Nicht intelligent, aber schnell
Von Susanne Knütter
Ziemlich sicher: Vor gut drei Jahren hat der eine oder andere Linke bei KI noch an Kommunistische Internationale gedacht. Das ist vorbei. Das Kürzel ist inhaltlich neu besetzt, vermutlich jeder geht bei KI jetzt von »künstlicher Intelligenz« aus. Wer sich allerdings damit auseinandersetzt, stellt fest, daran ist wenig künstlich und noch weniger intelligent. Hinter KI steckt Arbeit. KI-Systeme werden von Millionen von Menschen – zu Hungerlöhnen in Ländern ohne nennenswerten Arbeitsschutz – mit Informationen versorgt und trainiert, damit sie Aufgaben verlässlich bearbeiten und sinnvolle Antworten geben können. Straßenschilder werden mit Bedeutung versehen und mit Straßenszenen kombiniert, Stimmen auf Audiodateien werden Geschlecht und Alter zugeordnet, Begriffe mit anderen verknüpft (mit einem Löffel kann man essen, nicht schreiben). Je mehr Daten verknüpft werden, um so besser können die Antworten der KI werden. KI wird flexibler und möglicherweise überraschende Antworten geben, kann aber nicht in dem Sinne kreativ sein, dass sie etwas komplett Neues erschafft (Siehe etwa Seite 8 der Beilage). So zu tun, als handele es sich bei KI um eine eigenständige Intelligenz, ist im Interesse des Kapitals, das mit dieser Begründung schon jetzt massenweise Arbeitsplätze streicht, verdrängt und verlagert.

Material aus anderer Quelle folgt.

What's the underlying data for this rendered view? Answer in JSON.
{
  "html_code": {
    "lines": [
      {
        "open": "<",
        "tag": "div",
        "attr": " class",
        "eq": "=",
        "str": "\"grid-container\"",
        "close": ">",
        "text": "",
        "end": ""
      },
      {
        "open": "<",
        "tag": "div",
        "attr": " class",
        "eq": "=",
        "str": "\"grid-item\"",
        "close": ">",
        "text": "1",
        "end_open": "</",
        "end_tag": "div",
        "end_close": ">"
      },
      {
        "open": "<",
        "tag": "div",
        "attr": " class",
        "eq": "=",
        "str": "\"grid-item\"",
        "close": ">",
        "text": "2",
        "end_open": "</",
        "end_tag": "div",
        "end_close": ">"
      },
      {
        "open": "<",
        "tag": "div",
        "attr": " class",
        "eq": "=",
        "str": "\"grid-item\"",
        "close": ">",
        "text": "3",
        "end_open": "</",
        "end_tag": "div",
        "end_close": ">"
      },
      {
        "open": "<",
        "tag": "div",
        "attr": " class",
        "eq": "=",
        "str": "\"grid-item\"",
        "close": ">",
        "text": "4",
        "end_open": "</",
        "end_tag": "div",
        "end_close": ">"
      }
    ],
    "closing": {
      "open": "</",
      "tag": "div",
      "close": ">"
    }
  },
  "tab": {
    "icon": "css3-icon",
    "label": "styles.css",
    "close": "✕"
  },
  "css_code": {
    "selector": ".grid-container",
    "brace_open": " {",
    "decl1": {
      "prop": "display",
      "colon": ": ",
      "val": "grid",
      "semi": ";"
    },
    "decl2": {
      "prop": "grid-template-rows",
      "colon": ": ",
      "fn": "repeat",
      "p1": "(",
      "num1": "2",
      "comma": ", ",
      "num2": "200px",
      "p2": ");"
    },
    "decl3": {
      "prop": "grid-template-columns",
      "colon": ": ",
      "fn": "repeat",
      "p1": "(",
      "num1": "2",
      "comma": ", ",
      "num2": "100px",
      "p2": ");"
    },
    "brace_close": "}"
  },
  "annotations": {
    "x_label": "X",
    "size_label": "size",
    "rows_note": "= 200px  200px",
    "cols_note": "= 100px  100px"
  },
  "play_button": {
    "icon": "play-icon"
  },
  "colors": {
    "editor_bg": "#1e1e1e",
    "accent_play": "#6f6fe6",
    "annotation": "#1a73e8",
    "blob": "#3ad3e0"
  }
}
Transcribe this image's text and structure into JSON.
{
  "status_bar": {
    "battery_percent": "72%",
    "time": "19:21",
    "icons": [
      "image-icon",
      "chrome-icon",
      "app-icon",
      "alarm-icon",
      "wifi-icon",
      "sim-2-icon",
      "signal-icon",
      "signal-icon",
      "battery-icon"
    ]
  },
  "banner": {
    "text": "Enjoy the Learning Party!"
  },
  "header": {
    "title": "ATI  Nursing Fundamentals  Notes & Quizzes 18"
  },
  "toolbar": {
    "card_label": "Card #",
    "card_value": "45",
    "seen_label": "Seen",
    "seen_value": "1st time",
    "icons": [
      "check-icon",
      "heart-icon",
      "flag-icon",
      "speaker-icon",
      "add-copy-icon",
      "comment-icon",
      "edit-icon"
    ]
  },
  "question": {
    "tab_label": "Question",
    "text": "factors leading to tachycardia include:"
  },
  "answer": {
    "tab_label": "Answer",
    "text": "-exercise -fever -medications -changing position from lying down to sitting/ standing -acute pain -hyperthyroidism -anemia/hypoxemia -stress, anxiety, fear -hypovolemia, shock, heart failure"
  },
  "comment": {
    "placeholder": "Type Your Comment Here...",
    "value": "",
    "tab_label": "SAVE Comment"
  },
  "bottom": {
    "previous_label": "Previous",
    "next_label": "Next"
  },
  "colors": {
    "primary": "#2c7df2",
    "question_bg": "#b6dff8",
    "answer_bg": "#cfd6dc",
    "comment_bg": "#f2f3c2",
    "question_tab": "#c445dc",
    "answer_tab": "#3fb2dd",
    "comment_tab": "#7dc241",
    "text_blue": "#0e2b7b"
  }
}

Nichtsdestotrotz, sind die Informationen erst verknüpft, ist die dahinterliegende Arbeit immer wieder abrufbar (Seite 3). Daraus ergibt sich das Potential, Abläufe zu vereinfachen und zu beschleunigen. Und allein dadurch neue Resultate hervorzubringen. In der Medizin etwa können Hochgeschwindigkeitskameras und KI-gestützte Analysesoftware bereits helfen, kranke oder gesunde Zellen zu identifizieren. Im Katastrophenschutz oder bei Serviceleistungen sind ähnliche Qualitätssprünge denkbar. Wer in den Genuss des Fortschritts kommt, bleibt jedoch freilich abhängig von der Zahlungskraft einer Person, Gruppe oder eines Staates.
Einen Einblick in den aktuellen Stand KI-gestützter Bilderzeugung liefert die Bildauswahl in dieser Beilage: Die Abbildungen sind skurril, verharmlosend und handwerklich schlecht. Die verwendete KI, Firefly, kennt bislang weder Personen wie Karl Marx oder Donald Trump noch Begriffe wie Klassenkampf oder künstliche Intelligenz. Die KI muss mit möglichst konkreten Informationen gefüttert werden – etwa blonde Frau für Giorgia Meloni. Blut kennt zumindest diese KI auch nicht. Dramatik wird in den Bildern ausschließlich durch Schreien ausgedrückt. Insofern ziehen die Bilder das Niveau der Beilage nach unten. Ein passendes Abbild sind sie trotzdem. Denn sie zeigen: Wie gut oder effektiv KI ist, hängt davon ab, womit sie trainiert wird (Seite 7).
Und das wiederum hängt auch von den Interessen der KI-Provider ab. In den kapitalistischen Zentren gibt es höchstwahrscheinlich wenig Interesse an der Reproduktion von Informationen etwa zur Emanzipation der Arbeiterklasse. In China dagegen wird von den dortigen KI-Modellen die Einhaltung der »sozialistischen Grundwerte« erwartet (Seite 6).
Mehr Orientierung, Richtung und Kontrolle dessen, was mit KI angestellt wird, wäre wichtig. Und tatsächlich hat der US-Senat kürzlich mit sehr großer Mehrheit das geplante zehnjährige Verbot der KI-Regulierung aus dem Megagesetz von Donald Trump gestrichen. Eine Begrenzung, etwa bei der Privatisierung der stetig wachsenden Datensätze, muss das trotzdem nicht bedeuten (Seite 2).
KI bedeutet potentiell weniger Eigenständigkeit als vielmehr Kontrollverlust. Das ist derzeit ausgerechnet dort der Fall, wo Kontrolle oberstes Prinzip sein sollte: im Krieg. Täglich neue Modelle unbemannter Systeme und Softwareupdates im Ukrainekrieg, die Reaktionen auf der Gegenseite provozieren. Ethische Reflexionen bleiben dahinter zurück – ungewollt wie gewollt. KI-basierte Hinrichtungen? In Gaza längst der Fall.